Known until a year ago as Speedware, with tools that helped businesses automate and streamline their IT operations, Fresche now focuses on helping organizations support or migrate applications from AS/400, IBM mainframe (zSeries) and HP e3000 platforms.
Customers are often governments, healthcare institutions and financial institutions.
Within the last year it has created a plan for an unnamed North American railway to migrate 100 apps to a Linux platform, and been retained by the Los Angeles power and water utility to modernize a division’s iSeries applications.
Customers have included banker ING Australia, furniture maker Tenex Corp. and Virginia International Terminals, which operates marine terminals.
Kulawkowski said the company has about 100 employees and $15 million in annual revenue. Although it does work in several countries, about 90 per cent of its revenue comes from the U.S.

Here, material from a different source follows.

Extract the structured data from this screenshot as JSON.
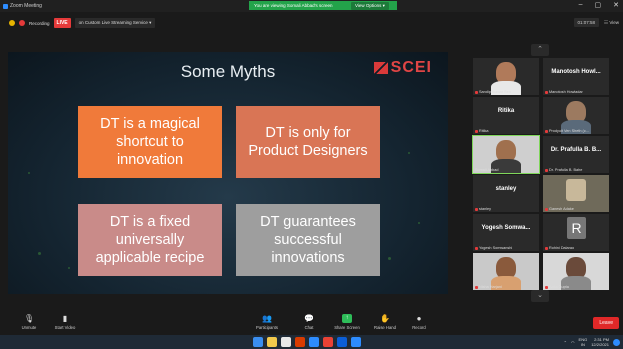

It has about 300 customers. Databorough has 200.
The acquisition, Kulakowski said, shows Fresche’s commitment to the AS/400 platform.
It will also lead to more work for the company, so he expects it to be hiring here.
The kind of people Fresche wants have experience in older computer languages, some of whom may have retired or been let go by their IT departments.
Kulakowski admits there are “a lot of grey-haired people” on staff, but there are also a lot of young “whipper-snippers.”
What customers want ranges from converting COBOL apps to Java, HP MPE to Unix or AS/400 to Windows or Java, to merely maintaining existing apps.
But it isn’t all dusting off the cobwebs. Some organizations want their Java apps moved to Windows. In that sense, Kulakowski points out, “what is being developed today will be legacy one day.”
If so, he intimates, his firm will be around for a while.